ONCE Mark Stoneman had sped to his hundred by hitting two successive balls from Jack Brooks for four Durham had to withstand some testing bowling this afternoon.

The best of it came from Liam Plunkett in a ten-over spell of sustained pace and aggression. There was a time when Durham decided to use him sparingly in case of injury, but he looks very fit now.

It needed someone of his pace to make an impression on the docile pitch and although he finally removed Stoneman for a career-best 131 he couldn’t shift Michael Richardson.

Both batsmen made centuries at Scarborough last August and after grafting his way to 50 off 112 balls – twice as many as Stoneman – Richardson began to play fluently on his way to 98 not out at tea, when Durham were 317 behind on 272 for five.

They also lost skipper Paul Collingwood, who made ten before he was bowled when he missed an attempted pull off Adil Rashid.

Plunkett hadn’t been particularly threatening in his morning spell, but a switch to the Lumley End worked wonders, prompting Yorkshire president Dickie Bird, on a visit to the media centre, to observe: “He’s my dark horse for t’ first Test.

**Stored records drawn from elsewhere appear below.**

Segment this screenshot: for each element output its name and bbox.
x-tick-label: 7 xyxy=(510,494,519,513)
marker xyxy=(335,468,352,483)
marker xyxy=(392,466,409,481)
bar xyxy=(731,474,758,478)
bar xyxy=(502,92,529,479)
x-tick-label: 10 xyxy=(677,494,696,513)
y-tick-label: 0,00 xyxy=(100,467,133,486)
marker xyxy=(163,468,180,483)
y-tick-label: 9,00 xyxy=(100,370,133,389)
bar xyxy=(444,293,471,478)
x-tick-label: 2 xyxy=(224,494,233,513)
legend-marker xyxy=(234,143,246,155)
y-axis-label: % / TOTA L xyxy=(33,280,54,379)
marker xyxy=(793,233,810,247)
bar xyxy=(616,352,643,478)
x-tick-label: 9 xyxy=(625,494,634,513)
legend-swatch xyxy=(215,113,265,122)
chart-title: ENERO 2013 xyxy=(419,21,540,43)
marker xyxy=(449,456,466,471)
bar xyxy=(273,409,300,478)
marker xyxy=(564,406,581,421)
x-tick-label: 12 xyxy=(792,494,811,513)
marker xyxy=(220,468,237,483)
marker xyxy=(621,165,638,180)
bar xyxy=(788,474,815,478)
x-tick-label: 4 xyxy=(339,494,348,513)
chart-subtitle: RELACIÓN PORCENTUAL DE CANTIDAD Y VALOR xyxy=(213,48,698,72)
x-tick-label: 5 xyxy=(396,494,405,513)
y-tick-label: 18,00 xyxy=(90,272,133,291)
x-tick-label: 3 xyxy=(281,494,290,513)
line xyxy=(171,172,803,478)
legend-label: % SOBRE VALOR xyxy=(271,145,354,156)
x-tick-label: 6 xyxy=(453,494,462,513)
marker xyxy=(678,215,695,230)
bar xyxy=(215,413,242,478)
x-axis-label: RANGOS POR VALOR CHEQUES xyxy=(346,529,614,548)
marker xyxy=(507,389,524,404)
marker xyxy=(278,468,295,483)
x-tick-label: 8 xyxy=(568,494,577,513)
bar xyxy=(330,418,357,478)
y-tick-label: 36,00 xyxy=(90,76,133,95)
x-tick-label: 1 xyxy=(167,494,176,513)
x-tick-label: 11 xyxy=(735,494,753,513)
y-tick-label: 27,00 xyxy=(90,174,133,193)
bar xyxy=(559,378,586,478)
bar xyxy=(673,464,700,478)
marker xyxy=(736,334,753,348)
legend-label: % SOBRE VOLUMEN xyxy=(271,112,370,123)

You need pace in Test cricket.”

Plunkett had Stoneman dropped at first slip by Rashid on 102, but finally pinned him lbw for shortly after moving past his previous best of 128, made at Hove in 2011.

Plunkett was bowling round the wicket to the left-hander, who misjudged the line of a ball which skidded into him with lower than usual bounce when he was not offering a stroke.

The return of Brooks, the weak link in the attack, took some of the pressure off and Richardson pulled him for six before playing some confident cuts off Rashid.